# Building my first rod



## mustangmike89 (Apr 30, 2015)

So I decided to start building my first rod to see how well it works out for me. I already have the blank for the rod it's a 8' medium action blank that I'm thinking about building for a surf rod, and I have an old 6'6 shakespeare rod that I want to strip and turn into a bridge/pier rod if this one turns out ok. But for now I'm just going to build the 8' rod. It's going to have a conventional baitcastin reel on it with braided line. What guides should I use? Rollers or standard guides? And how many guides should I use and how far apart from each other should they be spaced?


----------



## tiderider (Oct 1, 2007)

I think you'll find it difficult to get much distance out of your casts if you elect to use roller guides.


----------



## mustangmike89 (Apr 30, 2015)

Oh ok. I've never used them so I didn't know what the advantages or disadvantages to using rollers would be.


----------



## Starlifter (Feb 24, 2011)

This part of Mudhole Custom Tackle's website will help you in getting up to speed.

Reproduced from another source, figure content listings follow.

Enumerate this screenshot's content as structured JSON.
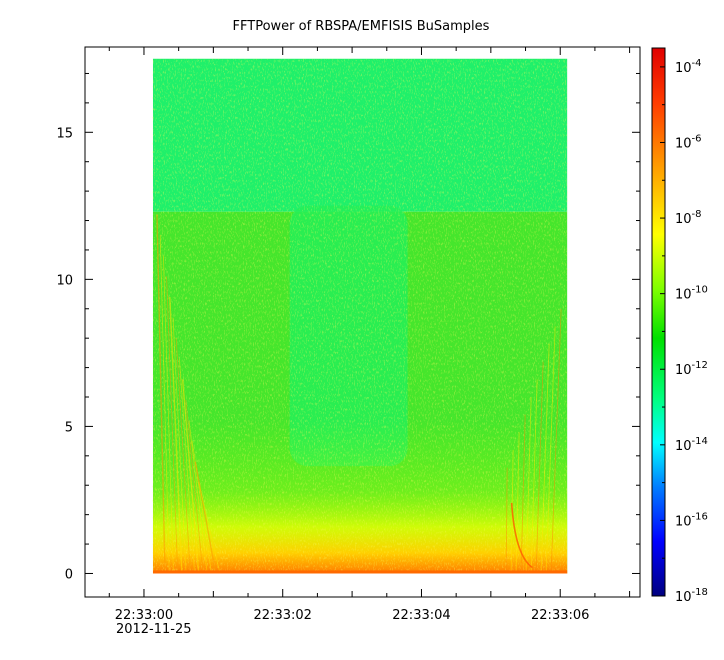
{
  "chart_data": {
    "type": "heatmap",
    "title": "FFTPower of RBSPA/EMFISIS  BuSamples",
    "xlabel": "",
    "ylabel": "",
    "ylim": [
      -0.8,
      17.9
    ],
    "yticks": [
      0,
      5,
      10,
      15
    ],
    "xlim_seconds_after_22_33_00": [
      -0.85,
      7.15
    ],
    "xticks": [
      {
        "t": 0,
        "label": "22:33:00",
        "sublabel": "2012-11-25"
      },
      {
        "t": 2,
        "label": "22:33:02",
        "sublabel": ""
      },
      {
        "t": 4,
        "label": "22:33:04",
        "sublabel": ""
      },
      {
        "t": 6,
        "label": "22:33:06",
        "sublabel": ""
      }
    ],
    "data_extent": {
      "x_start": 0.13,
      "x_end": 6.1,
      "y_start": 0,
      "y_end": 17.5
    },
    "colorbar": {
      "scale": "log",
      "range_exponent": [
        -18,
        -3.5
      ],
      "ticks": [
        {
          "base": "10",
          "exp": "-4"
        },
        {
          "base": "10",
          "exp": "-6"
        },
        {
          "base": "10",
          "exp": "-8"
        },
        {
          "base": "10",
          "exp": "-10"
        },
        {
          "base": "10",
          "exp": "-12"
        },
        {
          "base": "10",
          "exp": "-14"
        },
        {
          "base": "10",
          "exp": "-16"
        },
        {
          "base": "10",
          "exp": "-18"
        }
      ],
      "colors": [
        "#00007f",
        "#0000ff",
        "#007fff",
        "#00ffff",
        "#00ff80",
        "#00e000",
        "#7fff00",
        "#ffff00",
        "#ff9f00",
        "#ff3c00",
        "#e00000"
      ]
    },
    "grid": false
  }
}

Rod Building for Beginners


----------



## MrFish (Aug 21, 2009)

If you're casting, forget the rollers. If you are anywhere close to Orange Beach, then head over and spend some time at the Rod Room.


----------



## Lite Salt (Jul 15, 2012)

I would recommend using the microwave line control system for your guide setup. If you would like to try a rod with them on it drop my my shop I have one for that purpose.


----------



## mustangmike89 (Apr 30, 2015)

Oh? Where is you're shop located? I'd like to come by and take a look at them.


----------